From 1 December 2011 the ASA will not consider any complaint about advertising raised by a competitor unless the complainant is able to show that it has raised the issue with the advertiser and tried to resolve the dispute.  The ASA states that it will expect to see evidence of a letter, ideally sent by registered post, signed by a person of sufficient seniority, which clearly sets out the advertisement complained of and the nature of the complaint.  Where the advertisement is displayed online a screenshot of the relevant page should be enclosed or a cached copy of the site secured.

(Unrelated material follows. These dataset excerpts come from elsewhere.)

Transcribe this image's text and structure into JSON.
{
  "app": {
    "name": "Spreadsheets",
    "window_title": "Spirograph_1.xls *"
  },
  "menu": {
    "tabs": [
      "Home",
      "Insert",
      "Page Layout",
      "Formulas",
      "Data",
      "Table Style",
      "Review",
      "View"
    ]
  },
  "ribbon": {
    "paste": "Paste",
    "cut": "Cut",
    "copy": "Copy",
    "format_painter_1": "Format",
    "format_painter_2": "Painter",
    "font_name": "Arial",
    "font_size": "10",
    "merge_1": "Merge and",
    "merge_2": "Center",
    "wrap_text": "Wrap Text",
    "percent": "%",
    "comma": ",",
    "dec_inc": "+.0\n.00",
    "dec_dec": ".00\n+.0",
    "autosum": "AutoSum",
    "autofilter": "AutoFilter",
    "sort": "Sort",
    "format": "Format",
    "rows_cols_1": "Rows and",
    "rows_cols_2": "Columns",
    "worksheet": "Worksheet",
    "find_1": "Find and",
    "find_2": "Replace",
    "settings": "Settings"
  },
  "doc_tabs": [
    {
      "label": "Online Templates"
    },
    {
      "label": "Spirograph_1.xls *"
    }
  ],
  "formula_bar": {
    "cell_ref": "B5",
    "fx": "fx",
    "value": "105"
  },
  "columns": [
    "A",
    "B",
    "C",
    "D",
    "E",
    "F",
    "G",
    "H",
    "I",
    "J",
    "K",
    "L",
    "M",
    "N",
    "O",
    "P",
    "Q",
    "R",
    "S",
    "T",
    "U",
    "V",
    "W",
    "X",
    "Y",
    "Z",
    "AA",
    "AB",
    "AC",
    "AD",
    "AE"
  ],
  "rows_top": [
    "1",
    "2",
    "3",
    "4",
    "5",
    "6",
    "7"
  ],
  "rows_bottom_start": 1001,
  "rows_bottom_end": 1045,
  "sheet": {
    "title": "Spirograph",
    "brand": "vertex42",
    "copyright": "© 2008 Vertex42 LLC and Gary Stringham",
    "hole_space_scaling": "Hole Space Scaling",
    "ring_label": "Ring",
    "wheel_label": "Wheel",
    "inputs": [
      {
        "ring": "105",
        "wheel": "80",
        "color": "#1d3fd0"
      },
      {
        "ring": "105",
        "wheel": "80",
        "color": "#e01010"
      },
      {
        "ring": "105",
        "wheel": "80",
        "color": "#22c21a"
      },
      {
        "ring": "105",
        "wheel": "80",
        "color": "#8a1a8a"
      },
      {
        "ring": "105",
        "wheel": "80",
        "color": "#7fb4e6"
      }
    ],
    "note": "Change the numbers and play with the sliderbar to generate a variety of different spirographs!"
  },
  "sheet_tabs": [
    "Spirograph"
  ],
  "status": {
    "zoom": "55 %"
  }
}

The advertiser must then be allowed five working days to provide a substantive response.  If the advertiser has then not opened a substantive dialogue or the parties cannot reach an agreement, a complaint may then be submitted to the ASA, which should attach relevant correspondence.  It is not clear whether, if a substantive dialogue has commenced, a complaint may still be made, and if so, when.  A common sense view should be taken, depending upon how discussions progress.   The ASA will retain discretion to waive this requirement in rare and appropriate cases and will monitor the efficacy of the change in procedure over the coming months.   While many complainants may, as a matter of course, have followed this practice in the past, this requirement will represent a change in practice for some complainants and will be relevant to the tactics of considering a competitor complaint to the ASA.